My throat tightened around the next words.
“She laughed softly as though joy were something that needed to remain private. And she sang when she thought no one was listening. Songs older than the court. She used to tell me to listen, to pay attention, but tell no one.”
The chamber seemed quieter now, the air heavier with recollection.
“I don’t remember the day she died clearly,” I said. “I remember being told about it. I remember Father standing beside my bed, his voice controlled, explaining that there had been an accident.”
I paused, the memory fleeting and just out of reach.
“But I remember before that.”
I closed my eyes and relaxed, letting the memory slowly emerge, not forcing it.
“I was ill. Or frightened. My chest felt too tight to breathe properly. I was crying in a way that felt endless, as though something inside me was tearing open. She held me. She pressed her hands to my back and my ribs. I remember warmth spreading through me, and light.”

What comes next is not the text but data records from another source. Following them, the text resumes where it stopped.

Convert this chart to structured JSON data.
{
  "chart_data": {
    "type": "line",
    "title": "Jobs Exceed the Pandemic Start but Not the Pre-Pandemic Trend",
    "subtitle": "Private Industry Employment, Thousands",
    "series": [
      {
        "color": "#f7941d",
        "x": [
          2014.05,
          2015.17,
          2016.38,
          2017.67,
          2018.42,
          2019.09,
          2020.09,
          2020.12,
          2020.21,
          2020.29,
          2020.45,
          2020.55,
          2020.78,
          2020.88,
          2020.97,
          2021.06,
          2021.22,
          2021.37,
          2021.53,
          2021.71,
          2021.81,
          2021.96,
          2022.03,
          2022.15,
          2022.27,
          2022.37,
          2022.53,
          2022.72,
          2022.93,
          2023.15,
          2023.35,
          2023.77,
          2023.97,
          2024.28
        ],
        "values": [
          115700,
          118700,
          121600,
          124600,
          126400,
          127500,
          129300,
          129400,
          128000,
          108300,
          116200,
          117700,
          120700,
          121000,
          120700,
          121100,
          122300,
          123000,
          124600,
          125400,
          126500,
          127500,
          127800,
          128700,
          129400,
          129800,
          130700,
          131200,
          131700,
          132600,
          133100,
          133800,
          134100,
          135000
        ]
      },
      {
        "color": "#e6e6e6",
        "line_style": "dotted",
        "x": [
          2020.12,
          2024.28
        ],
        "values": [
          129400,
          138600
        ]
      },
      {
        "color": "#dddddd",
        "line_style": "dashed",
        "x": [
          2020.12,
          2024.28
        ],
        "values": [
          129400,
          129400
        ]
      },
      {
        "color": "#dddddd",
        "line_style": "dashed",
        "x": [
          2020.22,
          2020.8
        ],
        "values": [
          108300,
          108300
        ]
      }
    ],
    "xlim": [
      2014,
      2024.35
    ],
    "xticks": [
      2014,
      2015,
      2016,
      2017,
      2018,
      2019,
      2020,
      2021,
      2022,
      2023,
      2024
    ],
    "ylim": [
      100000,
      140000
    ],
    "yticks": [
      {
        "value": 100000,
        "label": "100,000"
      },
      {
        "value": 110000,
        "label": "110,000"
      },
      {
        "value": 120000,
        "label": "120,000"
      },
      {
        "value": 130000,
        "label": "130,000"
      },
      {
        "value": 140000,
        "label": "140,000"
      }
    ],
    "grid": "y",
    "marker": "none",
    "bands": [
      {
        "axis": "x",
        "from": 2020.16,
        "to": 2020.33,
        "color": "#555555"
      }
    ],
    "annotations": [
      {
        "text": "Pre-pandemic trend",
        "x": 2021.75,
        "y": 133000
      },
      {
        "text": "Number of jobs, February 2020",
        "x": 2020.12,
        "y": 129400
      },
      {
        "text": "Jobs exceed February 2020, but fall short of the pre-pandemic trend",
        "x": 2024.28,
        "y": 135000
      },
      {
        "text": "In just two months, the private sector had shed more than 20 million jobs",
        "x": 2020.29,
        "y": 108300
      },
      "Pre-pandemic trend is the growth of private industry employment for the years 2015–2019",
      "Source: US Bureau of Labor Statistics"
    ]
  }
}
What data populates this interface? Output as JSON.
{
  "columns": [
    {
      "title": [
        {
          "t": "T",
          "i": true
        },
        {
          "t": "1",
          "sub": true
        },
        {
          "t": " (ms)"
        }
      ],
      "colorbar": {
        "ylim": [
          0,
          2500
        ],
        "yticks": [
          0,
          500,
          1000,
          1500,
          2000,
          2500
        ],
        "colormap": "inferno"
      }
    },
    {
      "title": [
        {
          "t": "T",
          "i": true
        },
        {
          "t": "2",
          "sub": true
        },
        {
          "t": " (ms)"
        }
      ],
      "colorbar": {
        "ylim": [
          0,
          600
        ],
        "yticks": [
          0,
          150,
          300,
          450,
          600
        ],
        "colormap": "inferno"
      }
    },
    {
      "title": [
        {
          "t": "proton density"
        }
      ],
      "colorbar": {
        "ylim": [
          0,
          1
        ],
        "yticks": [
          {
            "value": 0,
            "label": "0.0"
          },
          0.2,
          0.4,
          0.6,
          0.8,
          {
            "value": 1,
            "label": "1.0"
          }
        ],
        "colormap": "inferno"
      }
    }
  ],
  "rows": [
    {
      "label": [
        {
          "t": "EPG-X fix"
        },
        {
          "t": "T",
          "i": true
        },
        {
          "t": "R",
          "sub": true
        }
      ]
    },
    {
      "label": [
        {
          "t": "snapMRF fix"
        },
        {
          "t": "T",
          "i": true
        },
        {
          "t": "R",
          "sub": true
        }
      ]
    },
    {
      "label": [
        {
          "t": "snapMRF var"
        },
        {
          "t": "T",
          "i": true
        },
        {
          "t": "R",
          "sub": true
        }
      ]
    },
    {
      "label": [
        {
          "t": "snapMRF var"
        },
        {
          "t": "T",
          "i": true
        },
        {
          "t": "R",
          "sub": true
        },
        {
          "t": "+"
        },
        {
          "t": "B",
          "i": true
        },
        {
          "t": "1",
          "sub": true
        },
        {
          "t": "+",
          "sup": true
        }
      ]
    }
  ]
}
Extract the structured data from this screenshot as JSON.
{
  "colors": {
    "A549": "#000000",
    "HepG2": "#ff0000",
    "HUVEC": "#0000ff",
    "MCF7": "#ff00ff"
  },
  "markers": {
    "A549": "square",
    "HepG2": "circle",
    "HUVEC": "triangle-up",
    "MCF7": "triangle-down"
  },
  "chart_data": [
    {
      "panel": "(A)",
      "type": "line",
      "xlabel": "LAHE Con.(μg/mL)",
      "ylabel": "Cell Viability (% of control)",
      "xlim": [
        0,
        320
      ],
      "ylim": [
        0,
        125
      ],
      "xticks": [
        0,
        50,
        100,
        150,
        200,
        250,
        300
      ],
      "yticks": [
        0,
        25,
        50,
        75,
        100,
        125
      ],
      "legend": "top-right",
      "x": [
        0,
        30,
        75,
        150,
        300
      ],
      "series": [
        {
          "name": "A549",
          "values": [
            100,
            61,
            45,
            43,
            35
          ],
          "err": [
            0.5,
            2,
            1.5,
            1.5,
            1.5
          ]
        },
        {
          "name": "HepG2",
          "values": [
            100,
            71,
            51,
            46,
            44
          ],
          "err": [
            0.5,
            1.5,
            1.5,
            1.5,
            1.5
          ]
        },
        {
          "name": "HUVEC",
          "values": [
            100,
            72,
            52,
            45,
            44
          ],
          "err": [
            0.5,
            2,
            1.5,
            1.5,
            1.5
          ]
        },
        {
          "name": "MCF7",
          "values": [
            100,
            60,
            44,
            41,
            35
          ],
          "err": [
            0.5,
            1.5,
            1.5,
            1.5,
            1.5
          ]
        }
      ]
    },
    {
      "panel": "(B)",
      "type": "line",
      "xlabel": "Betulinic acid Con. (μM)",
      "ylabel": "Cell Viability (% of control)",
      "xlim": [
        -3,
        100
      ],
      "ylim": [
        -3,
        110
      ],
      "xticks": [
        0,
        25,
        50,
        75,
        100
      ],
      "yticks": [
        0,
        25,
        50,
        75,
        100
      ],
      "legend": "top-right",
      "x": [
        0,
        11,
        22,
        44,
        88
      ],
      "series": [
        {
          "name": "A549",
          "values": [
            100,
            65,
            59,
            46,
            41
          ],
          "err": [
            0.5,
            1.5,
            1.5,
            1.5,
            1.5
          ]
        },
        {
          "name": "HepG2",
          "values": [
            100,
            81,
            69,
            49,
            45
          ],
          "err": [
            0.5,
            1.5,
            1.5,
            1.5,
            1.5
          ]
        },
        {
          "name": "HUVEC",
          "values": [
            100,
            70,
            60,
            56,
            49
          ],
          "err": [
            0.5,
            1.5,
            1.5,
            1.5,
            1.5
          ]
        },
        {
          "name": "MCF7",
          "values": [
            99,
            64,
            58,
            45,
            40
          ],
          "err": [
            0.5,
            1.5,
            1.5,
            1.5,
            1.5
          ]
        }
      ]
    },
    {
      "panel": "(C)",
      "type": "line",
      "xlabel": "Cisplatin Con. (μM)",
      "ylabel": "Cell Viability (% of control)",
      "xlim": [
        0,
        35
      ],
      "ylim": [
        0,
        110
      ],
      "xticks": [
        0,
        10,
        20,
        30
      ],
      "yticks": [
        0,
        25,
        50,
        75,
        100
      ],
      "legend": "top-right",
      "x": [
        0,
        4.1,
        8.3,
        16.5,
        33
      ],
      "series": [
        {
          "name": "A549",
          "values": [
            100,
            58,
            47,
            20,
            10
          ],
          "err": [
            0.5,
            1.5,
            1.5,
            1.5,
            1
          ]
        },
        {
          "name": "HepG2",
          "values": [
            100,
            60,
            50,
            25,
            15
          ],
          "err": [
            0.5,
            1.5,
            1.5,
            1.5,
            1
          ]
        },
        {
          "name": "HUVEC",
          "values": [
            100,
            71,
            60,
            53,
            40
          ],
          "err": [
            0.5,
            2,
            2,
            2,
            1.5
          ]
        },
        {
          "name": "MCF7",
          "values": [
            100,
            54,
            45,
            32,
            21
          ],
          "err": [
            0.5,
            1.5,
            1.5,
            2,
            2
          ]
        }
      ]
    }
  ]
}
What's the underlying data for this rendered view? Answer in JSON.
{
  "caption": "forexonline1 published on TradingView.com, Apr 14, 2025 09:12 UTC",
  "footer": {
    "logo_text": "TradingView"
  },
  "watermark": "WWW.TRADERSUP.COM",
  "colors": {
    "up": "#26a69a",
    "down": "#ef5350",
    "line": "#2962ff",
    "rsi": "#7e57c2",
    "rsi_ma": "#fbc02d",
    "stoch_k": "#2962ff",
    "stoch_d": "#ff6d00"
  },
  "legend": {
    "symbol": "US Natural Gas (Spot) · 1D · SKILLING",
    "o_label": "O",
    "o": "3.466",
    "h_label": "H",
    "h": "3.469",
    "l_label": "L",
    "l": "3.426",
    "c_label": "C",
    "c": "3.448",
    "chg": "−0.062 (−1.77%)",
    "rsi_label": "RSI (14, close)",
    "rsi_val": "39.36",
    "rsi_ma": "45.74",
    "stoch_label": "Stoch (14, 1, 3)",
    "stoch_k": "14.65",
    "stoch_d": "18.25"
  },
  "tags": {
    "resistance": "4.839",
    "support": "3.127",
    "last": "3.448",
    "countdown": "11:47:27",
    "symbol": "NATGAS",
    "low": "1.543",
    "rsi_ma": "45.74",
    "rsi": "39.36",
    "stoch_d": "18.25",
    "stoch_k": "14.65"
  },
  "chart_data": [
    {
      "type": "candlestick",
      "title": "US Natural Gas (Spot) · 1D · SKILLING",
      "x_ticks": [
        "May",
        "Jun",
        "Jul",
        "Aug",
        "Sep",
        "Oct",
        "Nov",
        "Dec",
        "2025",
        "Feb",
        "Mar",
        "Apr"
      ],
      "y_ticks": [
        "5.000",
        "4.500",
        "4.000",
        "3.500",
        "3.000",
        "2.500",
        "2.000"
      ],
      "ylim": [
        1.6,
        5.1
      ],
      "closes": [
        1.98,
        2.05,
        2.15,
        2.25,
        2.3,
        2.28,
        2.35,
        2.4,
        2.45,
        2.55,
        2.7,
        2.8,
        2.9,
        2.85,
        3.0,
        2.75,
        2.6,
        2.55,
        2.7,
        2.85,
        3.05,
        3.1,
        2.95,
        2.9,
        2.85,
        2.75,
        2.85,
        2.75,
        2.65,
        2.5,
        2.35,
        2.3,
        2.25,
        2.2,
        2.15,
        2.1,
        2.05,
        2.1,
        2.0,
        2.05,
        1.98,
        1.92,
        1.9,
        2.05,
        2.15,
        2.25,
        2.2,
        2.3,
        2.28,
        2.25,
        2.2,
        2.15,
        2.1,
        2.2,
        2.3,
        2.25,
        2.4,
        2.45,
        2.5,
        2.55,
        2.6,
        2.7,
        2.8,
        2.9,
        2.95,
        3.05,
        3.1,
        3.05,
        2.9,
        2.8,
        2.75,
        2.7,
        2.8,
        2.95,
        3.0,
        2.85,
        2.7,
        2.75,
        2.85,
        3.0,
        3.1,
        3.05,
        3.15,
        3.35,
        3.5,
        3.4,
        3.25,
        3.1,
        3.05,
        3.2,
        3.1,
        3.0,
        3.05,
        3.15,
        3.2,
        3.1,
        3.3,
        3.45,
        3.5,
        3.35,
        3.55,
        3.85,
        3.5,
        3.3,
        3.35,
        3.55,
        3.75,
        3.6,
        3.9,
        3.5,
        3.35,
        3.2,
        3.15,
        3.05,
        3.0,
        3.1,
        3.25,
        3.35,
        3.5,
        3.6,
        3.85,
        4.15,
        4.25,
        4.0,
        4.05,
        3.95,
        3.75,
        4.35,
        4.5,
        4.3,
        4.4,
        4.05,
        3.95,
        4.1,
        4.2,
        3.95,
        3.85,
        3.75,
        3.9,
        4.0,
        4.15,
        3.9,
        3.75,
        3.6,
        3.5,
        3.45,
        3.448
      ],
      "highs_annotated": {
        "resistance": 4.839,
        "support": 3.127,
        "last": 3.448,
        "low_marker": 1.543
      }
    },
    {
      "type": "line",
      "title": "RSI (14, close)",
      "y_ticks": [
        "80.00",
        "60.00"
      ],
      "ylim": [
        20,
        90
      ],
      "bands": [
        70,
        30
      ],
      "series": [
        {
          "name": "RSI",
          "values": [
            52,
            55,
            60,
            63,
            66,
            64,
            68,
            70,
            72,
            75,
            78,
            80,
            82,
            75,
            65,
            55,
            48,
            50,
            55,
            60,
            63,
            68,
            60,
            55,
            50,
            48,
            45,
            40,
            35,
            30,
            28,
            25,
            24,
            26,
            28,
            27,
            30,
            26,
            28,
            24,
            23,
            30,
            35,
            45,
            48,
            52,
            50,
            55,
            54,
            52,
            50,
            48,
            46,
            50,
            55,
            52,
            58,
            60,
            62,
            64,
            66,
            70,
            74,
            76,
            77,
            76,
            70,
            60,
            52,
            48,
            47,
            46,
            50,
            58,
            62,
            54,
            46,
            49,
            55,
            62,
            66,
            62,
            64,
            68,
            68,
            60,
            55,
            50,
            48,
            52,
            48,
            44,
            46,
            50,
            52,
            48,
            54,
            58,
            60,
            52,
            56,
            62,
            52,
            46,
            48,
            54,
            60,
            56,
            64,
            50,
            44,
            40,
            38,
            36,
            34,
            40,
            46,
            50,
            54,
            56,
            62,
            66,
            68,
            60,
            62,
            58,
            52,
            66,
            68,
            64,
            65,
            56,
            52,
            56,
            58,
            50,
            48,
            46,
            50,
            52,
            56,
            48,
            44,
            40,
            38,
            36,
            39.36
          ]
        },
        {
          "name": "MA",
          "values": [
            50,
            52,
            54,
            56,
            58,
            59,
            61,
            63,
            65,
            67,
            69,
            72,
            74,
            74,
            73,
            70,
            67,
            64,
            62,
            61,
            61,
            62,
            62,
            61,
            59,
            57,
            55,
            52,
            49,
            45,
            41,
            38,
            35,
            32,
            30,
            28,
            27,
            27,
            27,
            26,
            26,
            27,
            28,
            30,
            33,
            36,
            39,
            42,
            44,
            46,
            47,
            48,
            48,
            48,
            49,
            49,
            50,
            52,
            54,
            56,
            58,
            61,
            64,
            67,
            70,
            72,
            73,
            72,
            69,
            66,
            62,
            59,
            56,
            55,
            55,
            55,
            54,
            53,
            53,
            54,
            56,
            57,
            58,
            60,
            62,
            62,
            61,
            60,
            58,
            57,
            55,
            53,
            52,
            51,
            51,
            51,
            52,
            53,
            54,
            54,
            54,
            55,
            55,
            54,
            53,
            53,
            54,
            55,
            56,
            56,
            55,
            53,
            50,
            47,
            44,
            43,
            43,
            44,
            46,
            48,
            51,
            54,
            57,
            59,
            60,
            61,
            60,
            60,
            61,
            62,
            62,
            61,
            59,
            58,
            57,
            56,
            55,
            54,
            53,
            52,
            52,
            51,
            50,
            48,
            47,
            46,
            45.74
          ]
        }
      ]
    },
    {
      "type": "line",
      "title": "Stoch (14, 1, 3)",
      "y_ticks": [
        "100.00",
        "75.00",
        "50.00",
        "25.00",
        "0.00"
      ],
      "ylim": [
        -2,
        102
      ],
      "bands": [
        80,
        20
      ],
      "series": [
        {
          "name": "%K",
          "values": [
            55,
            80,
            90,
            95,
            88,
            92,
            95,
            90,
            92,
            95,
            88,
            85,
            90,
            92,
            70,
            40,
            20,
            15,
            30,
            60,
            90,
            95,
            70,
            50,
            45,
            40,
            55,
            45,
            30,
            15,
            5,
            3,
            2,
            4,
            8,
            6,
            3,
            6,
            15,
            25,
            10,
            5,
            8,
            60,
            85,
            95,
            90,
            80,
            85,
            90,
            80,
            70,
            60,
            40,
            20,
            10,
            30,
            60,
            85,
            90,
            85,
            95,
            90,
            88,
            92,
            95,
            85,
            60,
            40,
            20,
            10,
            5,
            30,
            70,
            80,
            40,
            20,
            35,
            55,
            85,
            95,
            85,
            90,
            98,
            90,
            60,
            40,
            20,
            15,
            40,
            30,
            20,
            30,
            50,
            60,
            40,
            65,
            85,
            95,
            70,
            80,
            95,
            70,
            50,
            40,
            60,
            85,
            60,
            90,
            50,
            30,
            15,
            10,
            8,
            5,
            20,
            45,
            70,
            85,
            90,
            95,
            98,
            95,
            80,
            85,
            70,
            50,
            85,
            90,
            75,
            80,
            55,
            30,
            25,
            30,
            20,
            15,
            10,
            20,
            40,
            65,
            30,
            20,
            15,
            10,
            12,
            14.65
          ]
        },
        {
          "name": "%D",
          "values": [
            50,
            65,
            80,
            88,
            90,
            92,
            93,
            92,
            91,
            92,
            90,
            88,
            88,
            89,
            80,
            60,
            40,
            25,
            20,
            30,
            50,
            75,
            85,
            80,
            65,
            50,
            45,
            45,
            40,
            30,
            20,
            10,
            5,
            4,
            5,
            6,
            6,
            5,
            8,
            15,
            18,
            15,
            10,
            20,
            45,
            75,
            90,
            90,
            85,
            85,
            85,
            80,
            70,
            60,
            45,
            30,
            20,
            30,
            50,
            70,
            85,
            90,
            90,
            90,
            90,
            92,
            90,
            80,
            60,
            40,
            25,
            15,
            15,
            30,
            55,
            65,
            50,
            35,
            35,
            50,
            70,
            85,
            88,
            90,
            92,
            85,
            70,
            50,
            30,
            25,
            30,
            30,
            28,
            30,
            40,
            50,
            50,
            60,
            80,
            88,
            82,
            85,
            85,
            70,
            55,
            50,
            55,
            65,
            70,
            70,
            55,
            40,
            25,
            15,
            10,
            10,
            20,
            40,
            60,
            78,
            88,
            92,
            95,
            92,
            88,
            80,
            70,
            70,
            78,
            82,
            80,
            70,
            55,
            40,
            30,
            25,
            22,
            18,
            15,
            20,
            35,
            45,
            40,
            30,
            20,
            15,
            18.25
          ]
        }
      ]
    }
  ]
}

The light had not been soft.
“It grew brighter. Too bright, almost painful, like I was being torn apart. A shift occurred—not in me, but in her. As though the heat that had been building inside my body changed direction and went into her.”
My hands curled against the fabric of my skirts as realization dawned.
“She was trying to take it from me. I could feel it moving from me into her. The surge that had frightened me. She held me tighter, as though she believed she could contain it by absorbing it herself.”
When I opened my eyes again, the chamber seemed to shrink.
“I woke later. Alone. The room had been cleaned. The air smelled different. Sharp. As though something had burned. Father said she had been too weak to survive what I had done.”
The words hung there, suspended between us.
Thane’s jaw tightened. Malric’s gaze sharpened.
“She was a healer,” I said softly. “Her magic drew pain from others. I used to watch the light gather in her hands when she worked. She would carry what hurt them until it faded.”
“And when your awakening began,” Malric said carefully, “she may have tried to absorb that as well.”
The implication didn't need embellishment.
“She didn't fail,” Thane added quietly. “She protected you with the only tools she had.”
I had lived with the quiet certainty that I had destroyed her.
That I had reached for comfort and consumed it.
“You believe she burned herself out trying to contain what I was becoming,” I said.
“Yes,” Malric answered.
Not harshly. Not gently. Simply certain.
The shift inside me was subtle but profound.
The guilt that had lived in my bones since childhood didn't vanish, but it altered shape.
It was no longer the image of a monster-child draining her mother dry.
It was the image of a woman standing between her daughter and something neither of them had been taught to understand.
“My father told me I killed her,” I said.
“And you believed him,” Thane replied.
There was no accusation in his tone—only acknowledgement.
“But I did. She burned herself out trying to help me and it killed her.”
I stared at my hands, remembering how no one touched me afterward. How servants avoided my gaze. How Father’s visits became shorter. How I came to the tower shortly after that, never to leave. He had built it to control me. To ensure that if I ever awakened fully, it would be under his direction.
“But did you?” Thane asked quietly. “Did you kill her or were you told you did?”
I let out a long breath. “No, my father said he ended her life because it was a mercy. She was suffering after what I did.”
Malric and Thane exchanged glances, then Malric laid a hand on mine. “You were a child,” Malric said. “Placed in a position no child should bear.”
“I thought I was broken,” I said quietly. “I thought whatever was wrong in me had already killed once before. And I feared I would do it again.”